Although fiction podcasts might seem like a fresh and novel concept, their history dates back almost a century—to the golden age of old-time radio.

In a recent article, we discussed how the unexpected success of Serial led to massive interest in the podcasting medium. Over the last few years, thousands of podcasts have been created across a huge range of genres and formats—there are podcasts about entrepreneurship, health and wellness, psychology, economics, crime, sports. There are even podcasts about podcasts, and the list goes on.

But there’s one genre in particular that storytellers and listeners alike have flocked to in recent years: fiction podcasts (also known as audio dramas). Some shows even feature well-known television actors—Gimlet Media’s Homecoming features Oscar Isaac, David Schwimmer, Amy Sedaris and David Cross. People made a big deal when big name actors migrated from movies to television—the move to radio seems like an even bigger jump.

Although fiction podcasts might seem like a fresh and novel concept, their history dates back almost a century—to the golden age of old-time radio. In this article, we’ll look at the history of drama on the radio, and explore how one of the oldest forms of entertainment has come full circle.


It was during radio’s golden age—which began in the 1920s and went on through the 1960s—that audio dramas were developed, broadcasted and eagerly consumed around the world. The Shadow was a collection of serialized dramas based on a superhero-like character from a pulp magazine. The Lone Ranger told the story of a Texas Ranger who fought outlaws in the American Old West. The BBC also produced a number of successful shows—Dick Barton, Mrs. Dale’s Diary and Front Line Family—to name a few. And then there was The Mercury Theater on the Air,which produced one of the most infamous audio drama episodes of that era, War of the Worlds. (If you don’t know the crazy story behind the original broadcast, read about it on Wikipedia—it’s well worth your time).
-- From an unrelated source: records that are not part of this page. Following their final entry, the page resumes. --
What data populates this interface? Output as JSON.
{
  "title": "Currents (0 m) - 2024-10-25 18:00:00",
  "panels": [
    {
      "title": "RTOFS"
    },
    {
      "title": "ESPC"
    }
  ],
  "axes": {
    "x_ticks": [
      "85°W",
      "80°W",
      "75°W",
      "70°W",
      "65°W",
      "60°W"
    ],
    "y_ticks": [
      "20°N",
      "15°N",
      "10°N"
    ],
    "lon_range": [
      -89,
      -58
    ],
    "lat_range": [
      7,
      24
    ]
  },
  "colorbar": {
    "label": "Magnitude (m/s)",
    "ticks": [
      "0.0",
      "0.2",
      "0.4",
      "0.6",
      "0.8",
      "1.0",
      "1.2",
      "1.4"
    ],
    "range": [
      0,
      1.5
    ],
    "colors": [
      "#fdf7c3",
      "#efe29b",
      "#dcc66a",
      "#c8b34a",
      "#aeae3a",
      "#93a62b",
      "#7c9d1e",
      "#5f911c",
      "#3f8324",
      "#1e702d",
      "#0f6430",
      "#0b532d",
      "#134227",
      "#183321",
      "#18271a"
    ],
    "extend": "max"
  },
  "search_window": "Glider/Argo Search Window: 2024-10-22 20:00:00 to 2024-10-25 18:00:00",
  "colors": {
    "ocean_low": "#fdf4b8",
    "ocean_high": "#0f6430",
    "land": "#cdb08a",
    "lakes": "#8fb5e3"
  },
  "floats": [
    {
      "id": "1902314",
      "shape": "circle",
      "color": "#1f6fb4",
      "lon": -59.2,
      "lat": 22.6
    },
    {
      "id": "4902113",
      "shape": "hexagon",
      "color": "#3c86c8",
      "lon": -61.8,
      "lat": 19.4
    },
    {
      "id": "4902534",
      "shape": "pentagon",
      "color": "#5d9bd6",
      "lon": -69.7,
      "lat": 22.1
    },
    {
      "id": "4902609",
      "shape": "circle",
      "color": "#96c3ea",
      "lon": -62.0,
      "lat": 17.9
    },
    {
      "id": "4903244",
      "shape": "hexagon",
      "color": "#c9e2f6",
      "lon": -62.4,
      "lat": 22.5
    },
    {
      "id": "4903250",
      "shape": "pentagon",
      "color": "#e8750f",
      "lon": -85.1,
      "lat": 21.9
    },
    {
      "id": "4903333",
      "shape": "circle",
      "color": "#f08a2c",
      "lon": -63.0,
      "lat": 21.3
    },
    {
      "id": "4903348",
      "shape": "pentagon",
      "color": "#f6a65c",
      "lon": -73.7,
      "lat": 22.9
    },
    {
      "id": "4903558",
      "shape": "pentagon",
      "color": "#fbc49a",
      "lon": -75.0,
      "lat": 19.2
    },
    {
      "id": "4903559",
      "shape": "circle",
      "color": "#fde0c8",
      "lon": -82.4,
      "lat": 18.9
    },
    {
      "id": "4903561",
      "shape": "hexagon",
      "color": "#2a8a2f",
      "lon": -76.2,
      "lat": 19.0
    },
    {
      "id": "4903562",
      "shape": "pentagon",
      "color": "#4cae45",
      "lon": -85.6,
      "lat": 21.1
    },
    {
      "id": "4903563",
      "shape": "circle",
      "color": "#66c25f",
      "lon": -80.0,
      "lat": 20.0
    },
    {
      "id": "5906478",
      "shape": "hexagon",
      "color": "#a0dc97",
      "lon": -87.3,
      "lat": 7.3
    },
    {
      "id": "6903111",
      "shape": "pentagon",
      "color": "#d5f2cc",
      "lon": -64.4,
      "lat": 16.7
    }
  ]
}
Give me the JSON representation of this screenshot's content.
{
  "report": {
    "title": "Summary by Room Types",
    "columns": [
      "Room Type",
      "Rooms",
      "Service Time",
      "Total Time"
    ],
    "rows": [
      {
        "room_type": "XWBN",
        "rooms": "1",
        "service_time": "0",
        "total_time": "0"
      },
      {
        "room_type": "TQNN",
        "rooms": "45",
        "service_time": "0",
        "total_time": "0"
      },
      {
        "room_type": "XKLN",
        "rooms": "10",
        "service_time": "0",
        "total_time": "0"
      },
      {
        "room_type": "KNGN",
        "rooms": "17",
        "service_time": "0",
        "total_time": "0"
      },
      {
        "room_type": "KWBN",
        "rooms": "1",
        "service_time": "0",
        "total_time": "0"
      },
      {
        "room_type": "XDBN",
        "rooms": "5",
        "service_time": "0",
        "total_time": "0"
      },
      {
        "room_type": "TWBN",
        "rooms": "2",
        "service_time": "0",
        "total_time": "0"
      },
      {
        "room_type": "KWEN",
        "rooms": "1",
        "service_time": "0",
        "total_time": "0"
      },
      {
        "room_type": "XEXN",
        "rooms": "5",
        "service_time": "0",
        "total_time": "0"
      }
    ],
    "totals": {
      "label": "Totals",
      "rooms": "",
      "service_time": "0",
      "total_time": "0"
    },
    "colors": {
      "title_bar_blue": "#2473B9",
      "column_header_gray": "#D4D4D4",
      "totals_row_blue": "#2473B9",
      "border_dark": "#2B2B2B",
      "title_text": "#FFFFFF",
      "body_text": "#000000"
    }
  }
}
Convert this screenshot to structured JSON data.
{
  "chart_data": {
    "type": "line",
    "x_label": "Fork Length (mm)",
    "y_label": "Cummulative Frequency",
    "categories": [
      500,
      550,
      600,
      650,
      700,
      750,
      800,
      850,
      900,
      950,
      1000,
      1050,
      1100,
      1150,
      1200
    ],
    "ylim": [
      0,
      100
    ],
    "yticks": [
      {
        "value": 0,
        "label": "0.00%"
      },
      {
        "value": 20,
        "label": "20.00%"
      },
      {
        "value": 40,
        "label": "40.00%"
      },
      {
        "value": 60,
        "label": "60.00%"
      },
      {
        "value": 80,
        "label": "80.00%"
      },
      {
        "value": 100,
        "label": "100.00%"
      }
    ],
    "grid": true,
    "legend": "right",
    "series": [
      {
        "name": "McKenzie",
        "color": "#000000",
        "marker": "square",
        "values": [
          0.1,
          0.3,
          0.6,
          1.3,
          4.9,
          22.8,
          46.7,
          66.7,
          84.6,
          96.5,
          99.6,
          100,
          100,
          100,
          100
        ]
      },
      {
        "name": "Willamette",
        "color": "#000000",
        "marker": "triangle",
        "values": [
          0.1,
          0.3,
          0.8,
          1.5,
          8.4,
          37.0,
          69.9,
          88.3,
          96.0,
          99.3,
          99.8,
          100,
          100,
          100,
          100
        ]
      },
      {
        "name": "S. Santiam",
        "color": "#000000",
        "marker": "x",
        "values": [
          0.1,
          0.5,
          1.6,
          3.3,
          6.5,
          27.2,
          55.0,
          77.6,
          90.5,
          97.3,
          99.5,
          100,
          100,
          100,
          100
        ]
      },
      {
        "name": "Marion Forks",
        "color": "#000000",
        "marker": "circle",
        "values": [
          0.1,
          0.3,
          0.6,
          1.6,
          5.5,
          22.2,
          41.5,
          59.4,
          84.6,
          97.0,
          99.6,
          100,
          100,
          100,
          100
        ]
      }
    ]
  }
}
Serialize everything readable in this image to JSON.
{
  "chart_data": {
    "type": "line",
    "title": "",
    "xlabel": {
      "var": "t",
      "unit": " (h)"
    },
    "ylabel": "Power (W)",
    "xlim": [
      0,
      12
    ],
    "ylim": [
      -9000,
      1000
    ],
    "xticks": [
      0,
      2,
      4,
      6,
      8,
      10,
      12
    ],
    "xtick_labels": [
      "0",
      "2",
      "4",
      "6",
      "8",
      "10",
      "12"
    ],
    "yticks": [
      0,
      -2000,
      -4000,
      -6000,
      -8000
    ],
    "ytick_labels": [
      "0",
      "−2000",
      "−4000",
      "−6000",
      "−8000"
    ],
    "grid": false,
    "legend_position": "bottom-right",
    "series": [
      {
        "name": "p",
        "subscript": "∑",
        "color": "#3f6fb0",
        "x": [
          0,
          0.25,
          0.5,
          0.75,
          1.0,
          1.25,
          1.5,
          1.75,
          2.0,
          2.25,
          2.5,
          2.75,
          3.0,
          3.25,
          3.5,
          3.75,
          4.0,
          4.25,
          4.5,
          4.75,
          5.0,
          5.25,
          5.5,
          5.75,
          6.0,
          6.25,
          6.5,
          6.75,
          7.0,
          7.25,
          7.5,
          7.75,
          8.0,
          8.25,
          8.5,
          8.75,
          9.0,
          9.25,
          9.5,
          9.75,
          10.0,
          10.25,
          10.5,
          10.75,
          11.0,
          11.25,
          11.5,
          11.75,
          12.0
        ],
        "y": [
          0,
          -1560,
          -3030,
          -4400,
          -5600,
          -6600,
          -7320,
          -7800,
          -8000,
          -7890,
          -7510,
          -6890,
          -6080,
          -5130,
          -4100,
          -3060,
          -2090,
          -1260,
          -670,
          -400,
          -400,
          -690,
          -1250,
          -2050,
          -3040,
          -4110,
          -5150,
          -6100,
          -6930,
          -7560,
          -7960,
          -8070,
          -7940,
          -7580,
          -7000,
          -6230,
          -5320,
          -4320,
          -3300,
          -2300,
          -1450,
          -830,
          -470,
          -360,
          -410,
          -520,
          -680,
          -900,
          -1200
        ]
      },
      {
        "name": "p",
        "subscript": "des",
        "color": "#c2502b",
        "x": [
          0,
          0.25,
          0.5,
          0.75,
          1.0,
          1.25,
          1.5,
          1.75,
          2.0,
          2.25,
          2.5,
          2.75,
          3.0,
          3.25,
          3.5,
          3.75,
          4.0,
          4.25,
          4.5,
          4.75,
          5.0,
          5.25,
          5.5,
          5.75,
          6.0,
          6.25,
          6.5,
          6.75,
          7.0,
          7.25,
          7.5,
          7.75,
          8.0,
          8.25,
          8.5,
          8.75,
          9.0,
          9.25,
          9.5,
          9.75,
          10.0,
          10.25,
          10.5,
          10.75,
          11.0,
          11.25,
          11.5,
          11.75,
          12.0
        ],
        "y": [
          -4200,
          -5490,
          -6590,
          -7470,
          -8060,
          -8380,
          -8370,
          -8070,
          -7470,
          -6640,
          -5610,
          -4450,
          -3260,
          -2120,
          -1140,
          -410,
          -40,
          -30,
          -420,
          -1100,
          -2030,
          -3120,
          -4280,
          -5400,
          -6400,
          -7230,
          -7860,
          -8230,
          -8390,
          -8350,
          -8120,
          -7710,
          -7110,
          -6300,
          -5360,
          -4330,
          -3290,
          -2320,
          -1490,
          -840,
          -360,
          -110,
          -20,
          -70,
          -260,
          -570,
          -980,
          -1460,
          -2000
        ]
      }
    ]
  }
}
By the 1940s, audio dramas were the leading form of popular entertainment. They introduced an innovative form of media consumption that allowed listeners immerse themselves into gripping stories week after week. But just as quickly as they rose, they fell.


Who (or what) is to blame for the downfall of audio drama? Television. In one fell swoop, television seemingly sucked the American population away from audio drama and froze it in time. And while several audio dramas were revived through both short and long form television, the radio episodes from whence they came eventually met their demise.


No matter their turbulent past, audio dramas are really having a moment right now. Since (and even before) the 2014 release of Serial, determined storytellers have been experimenting with an array of fiction podcasts. First came Welcome to Night Vale, a series presented as a radio show that reports on strange events that occur in the fictional town of Night Vale. Then came Limetown, a series that follows the story of a radio reporter who sets out to solve a mysterious disappearance of 300 people in a Tennessee town. Then came Homecoming, a scripted series that tells the story of veterans who return from their service and attend a somewhat-sinister government program. There were so many other podcasts in between, and so many that have followed. All of which have brilliantly married fictional storytelling with theatrical audio elements.


Welcome to Night Vale, which was originally released in 2012,has spawned into a novel and has recently announced plans for TV adaptation. Homecoming, originally released in 2015, has recently begun production on their TV series. Gimlet Media, the makers of Homecoming, have already released a second scripted audio drama starring Kristen Wiig and Alia Shawkat titled Sandra.

And there’s no doubt that other podcasts will make their way to the screen. Is history repeating itself again? After all, The Lone Ranger started on radio—but most folks only know the TV show and movies. It looks like the same technology that froze audio dramas in time is now getting ready to air them.